The duration of our editorial process for the issue has been undertaken in the midst of another police killing of an unarmed Black teenager, 18-year-old Michael Brown from Missouri. And now, we complete this introduction upon the announcement in the wake of the failure of a St. Louis County grand jury to bring charges against Officer Darren Wilson for Michael Brown’s murder. A few days after the announcement for Michael Brown’s case, we are pressed to return to this introduction to include another failure by a grand jury to bring charges for another incident of police brutality: the chokehold death of unarmed, father of six, Eric Garner in New York City. In a tragic viral video of the incident, Garner can be heard saying repeatedly, “I can’t breathe,” as a police officer applies a chokehold.

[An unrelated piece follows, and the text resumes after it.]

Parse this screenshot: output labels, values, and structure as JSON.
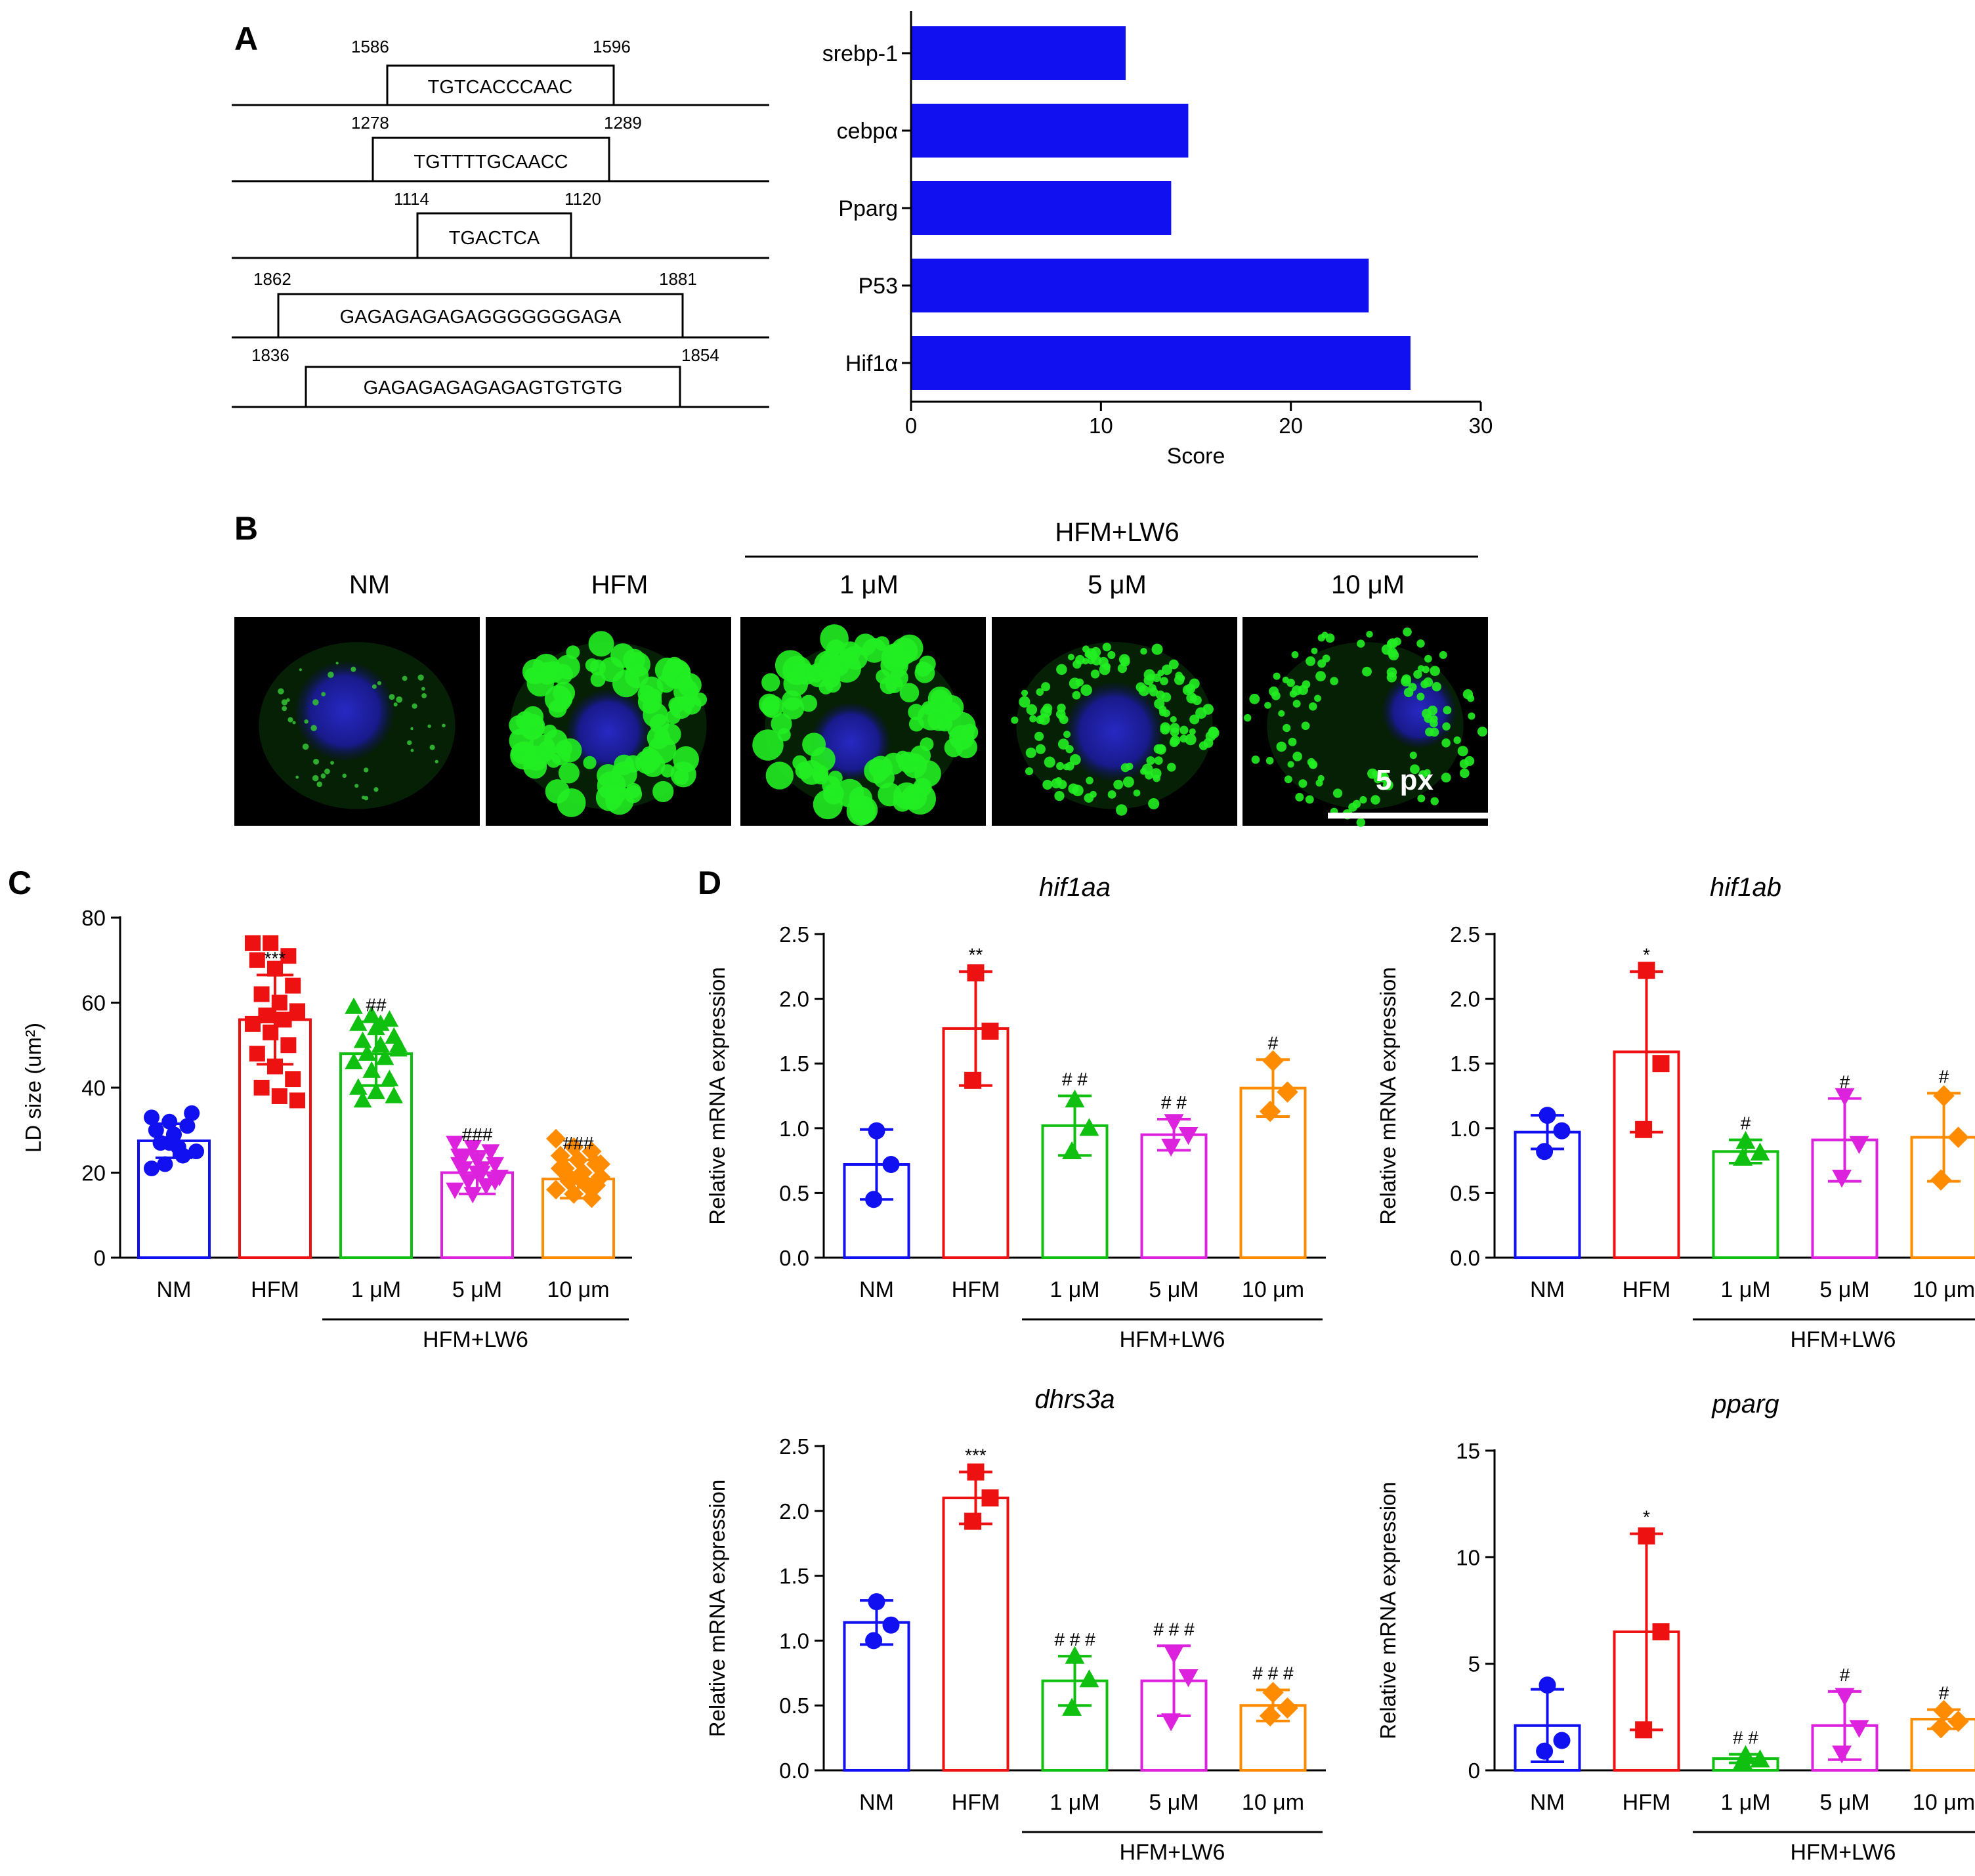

“These killings, the grand jury’s repetitive failures to bring charges, and the frequency of police brutality against Black men have sparked protests around the country. Most of these protests have been peaceful, even as they have been met with severe tactics of police repression, including the use of tanks, stun grenades, and tear gas. The protests have relied on digital and social media, viral videos, and hacking to bring visibility to these injustices and to mobilize protesters not only in the United States but also in Britain, Germany, Japan, and Palestine. The optics of this moment, engaged uncritically, might lead us to conclude that America had revisited the severe racial politics of the 1960s, an era characterized by overt suppression of the rights of Black people by White people. It is this narrative of racial suppression – that of Whites oppressing Blacks – that inheres in our easy recourse to binary racial logics. Indeed, Ferguson reminds us of all the ways in which we as a nation have not “hacked” the White/Black binary.”